Verbraucherministerin Künast hat einen wichtigen Etappensieg auf dem Weg zur Agrarwende errungen: Ab Sommer gibt es ein einheitliches Öko-Siegel

aus Berlin BERNHARD PÖTTER

Im Kühlregal steht die Biomilch neben der konventionellen, in der Vitrine stapeln sich die Würste mit dem Aufdruck „Öko“, und auch beim Waschmittel hat der Konsument die Wahl zwischen Bio und normal. So wie im „tegut“-Supermarkt in Göttingen könnte die Zukunft aussehen, wenn die Pläne des Agrarministeriums wahr werden. Biolebensmittel sollen dann einheitlich mit dem staatlichen Öko-Siegel in den ganz normalen Supermärkten liegen und nicht nur im Bioladen zu haben sein. Die gestrige Einigung auf einheitliche Kriterien für ein nationales Öko-Siegel ist ein Schritt in diese Richtung.

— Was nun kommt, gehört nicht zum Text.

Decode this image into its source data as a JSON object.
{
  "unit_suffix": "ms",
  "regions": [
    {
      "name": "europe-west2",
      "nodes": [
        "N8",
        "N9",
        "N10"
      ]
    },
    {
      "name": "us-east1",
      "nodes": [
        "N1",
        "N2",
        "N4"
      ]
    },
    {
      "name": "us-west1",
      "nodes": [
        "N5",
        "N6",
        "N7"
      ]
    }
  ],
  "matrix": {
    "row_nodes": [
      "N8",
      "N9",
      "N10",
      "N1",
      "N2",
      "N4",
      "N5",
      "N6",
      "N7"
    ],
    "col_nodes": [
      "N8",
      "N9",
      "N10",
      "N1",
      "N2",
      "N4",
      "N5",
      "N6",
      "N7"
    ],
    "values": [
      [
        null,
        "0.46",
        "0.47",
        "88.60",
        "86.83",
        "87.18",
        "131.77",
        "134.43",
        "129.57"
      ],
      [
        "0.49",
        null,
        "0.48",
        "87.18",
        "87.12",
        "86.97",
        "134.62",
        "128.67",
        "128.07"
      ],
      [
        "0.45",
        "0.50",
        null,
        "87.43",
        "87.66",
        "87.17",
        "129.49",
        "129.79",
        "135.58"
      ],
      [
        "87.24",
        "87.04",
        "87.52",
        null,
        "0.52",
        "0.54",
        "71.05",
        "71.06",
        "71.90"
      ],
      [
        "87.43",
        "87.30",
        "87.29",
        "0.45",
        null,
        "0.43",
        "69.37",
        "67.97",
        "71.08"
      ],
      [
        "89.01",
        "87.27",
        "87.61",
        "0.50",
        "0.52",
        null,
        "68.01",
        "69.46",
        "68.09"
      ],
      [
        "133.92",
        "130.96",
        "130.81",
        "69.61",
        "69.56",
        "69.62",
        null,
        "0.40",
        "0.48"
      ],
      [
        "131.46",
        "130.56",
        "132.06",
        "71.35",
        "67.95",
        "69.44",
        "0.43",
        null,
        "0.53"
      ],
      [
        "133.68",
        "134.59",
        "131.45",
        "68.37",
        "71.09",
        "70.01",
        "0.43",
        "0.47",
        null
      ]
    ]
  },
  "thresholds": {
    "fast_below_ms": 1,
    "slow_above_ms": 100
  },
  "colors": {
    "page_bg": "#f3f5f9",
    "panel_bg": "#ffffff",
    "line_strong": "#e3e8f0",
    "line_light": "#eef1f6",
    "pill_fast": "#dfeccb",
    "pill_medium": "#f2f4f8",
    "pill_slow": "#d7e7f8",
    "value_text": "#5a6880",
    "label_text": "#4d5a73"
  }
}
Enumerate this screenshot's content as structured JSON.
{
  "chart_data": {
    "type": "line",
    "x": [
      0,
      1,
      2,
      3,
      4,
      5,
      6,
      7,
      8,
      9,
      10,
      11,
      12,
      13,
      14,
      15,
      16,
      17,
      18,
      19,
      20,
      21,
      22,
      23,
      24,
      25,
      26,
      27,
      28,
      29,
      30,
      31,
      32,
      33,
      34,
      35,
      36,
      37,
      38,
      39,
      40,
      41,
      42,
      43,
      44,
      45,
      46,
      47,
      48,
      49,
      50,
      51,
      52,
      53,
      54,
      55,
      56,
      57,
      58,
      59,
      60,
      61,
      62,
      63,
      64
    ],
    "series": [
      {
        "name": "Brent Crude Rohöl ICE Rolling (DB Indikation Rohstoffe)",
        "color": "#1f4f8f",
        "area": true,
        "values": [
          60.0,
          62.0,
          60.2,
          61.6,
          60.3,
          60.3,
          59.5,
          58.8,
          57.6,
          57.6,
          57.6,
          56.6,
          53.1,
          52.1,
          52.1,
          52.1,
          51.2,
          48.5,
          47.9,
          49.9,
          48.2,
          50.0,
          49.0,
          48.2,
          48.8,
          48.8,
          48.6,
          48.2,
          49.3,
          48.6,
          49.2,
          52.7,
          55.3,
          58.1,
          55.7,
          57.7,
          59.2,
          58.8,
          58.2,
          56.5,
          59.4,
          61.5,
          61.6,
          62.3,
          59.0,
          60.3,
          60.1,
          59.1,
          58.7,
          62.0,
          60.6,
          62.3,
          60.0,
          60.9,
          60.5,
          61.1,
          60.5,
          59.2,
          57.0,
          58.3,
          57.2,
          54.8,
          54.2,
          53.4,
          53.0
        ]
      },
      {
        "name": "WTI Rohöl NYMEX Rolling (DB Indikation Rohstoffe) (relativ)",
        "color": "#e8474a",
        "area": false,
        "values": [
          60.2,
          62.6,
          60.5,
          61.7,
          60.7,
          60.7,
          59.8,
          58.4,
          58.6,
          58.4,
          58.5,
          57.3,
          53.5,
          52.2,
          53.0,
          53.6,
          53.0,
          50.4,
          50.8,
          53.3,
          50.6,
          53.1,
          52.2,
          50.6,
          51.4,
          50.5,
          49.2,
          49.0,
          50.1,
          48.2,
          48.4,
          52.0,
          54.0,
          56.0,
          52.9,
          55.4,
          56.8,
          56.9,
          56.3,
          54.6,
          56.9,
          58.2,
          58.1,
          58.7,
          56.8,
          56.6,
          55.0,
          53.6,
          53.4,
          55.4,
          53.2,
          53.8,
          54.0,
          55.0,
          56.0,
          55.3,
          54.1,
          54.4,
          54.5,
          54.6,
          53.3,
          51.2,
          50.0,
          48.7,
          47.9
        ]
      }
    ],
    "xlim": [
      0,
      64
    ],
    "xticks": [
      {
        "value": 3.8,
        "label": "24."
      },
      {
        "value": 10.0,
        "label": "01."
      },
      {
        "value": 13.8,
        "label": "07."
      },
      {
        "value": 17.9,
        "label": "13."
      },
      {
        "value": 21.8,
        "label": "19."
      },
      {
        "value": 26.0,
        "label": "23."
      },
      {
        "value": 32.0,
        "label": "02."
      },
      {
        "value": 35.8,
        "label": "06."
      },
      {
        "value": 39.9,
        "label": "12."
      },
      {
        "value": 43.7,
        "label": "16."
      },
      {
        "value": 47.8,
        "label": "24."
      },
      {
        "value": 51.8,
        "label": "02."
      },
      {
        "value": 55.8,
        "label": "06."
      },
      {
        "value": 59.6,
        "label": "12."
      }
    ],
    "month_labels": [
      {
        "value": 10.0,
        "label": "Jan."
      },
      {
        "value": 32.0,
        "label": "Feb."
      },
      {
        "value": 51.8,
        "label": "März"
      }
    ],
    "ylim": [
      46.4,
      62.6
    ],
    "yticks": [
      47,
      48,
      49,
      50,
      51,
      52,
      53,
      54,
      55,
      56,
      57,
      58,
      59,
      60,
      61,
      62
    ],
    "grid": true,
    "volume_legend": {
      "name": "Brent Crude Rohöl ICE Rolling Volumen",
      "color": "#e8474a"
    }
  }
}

Bio im Supermarkt – das funktioniert, aber es kostet Zeit und Mühe. Das ist die Erfahrung der Supermarktkette „tegut“, die in 330 Filialen in Hessen, Thüringen, Niedersachsen und Bayern ihren Kunden möglichst oft eine ökologische Alternative bietet. Von den 12.000 Lebensmitteln im Sortiment sind 10 Prozent aus kontrolliert ökologischem Anbau. „Wir wollen jedem normalen Produkt ein Bioprodukt an die Seite stellen“, sagt Andrea Rehnert von „tegut“. Das Unternehmen aus Fulda macht mit 7.500 Mitarbeitern einen Umsatz von knapp 2 Milliarden Mark im Jahr und hat sich die Konzentration auf Öko-Produkte über 20 Jahre erarbeitet. „Das lief am Anfang nicht so einfach“, erinnert sich Rehnert. „Man muss die Produzenten und Vertriebswege sichern, die Produkte bewerben und vor allem muss man die Mitarbeiter schulen.“

Das sind Aufgaben, die andere Supermärkte noch vor sich haben. Denn mit dem einheitlichen Öko-Siegel will die grüne Verbraucherministerin Renate Künast der viel beschworenen „Agrarwende“ einen großen Schritt näher kommen. Sie will das Versprechen einlösen, den Marktanteil von Ökoprodukten von derzeit knapp 3 auf 20 Prozent bis 2010 anzuheben. Angelehnt an die Kriterien der EU-Öko-Verordnung (siehe Kasten) soll der Zersiegelung der deutschen Prüfzeichen ein Ende bereitet werden. Die VerbraucherInnen sollen beim Einkauf ein klares Signal bekommen, wofür sie mehr Geld ausgeben sollen. „Es gilt, die Regale zu erobern“, so die Ministerin gestern. „Das Siegel ist gut für den Verbraucher, gut für die Umwelt und gut für die Bauern, die nun wissen, was von ihnen erwartet wird.“

Das neue Öko-Siegel ist Resultat einer konzertierten Aktion. Künast hatte alle Vertreter der Lebensmittelversorgungskette an einen Tisch geholt. Von Bauernverband und Öko-Bauern, von Bioland und Arbeitsgemeinschaft ökologischer Landbau (Agöl) bis zum Verband des Lebensmitteleinzelhandels mit seinen wichtigen Mitgliedern wie Metro und Rewe, von den Verbraucherschützern bis zur Fleischindustrie und den Gewerkschaften einigten sich alle Interessenverteter auf den kleinsten gemeinsamen Nenner: die EU-Kriterien. In den letzten Wochen war hinter den Kulissen heftig um diese Entscheidung gerungen worden. Vor allem die Agöl hatte darauf bestanden, die Kriterien für das deutsche Ökosiegel höher anzusetzen als von der EU-Norm gefordert. Da hatte der Einzelhandel nicht mitgespielt, der auf die EU-Norm drängte.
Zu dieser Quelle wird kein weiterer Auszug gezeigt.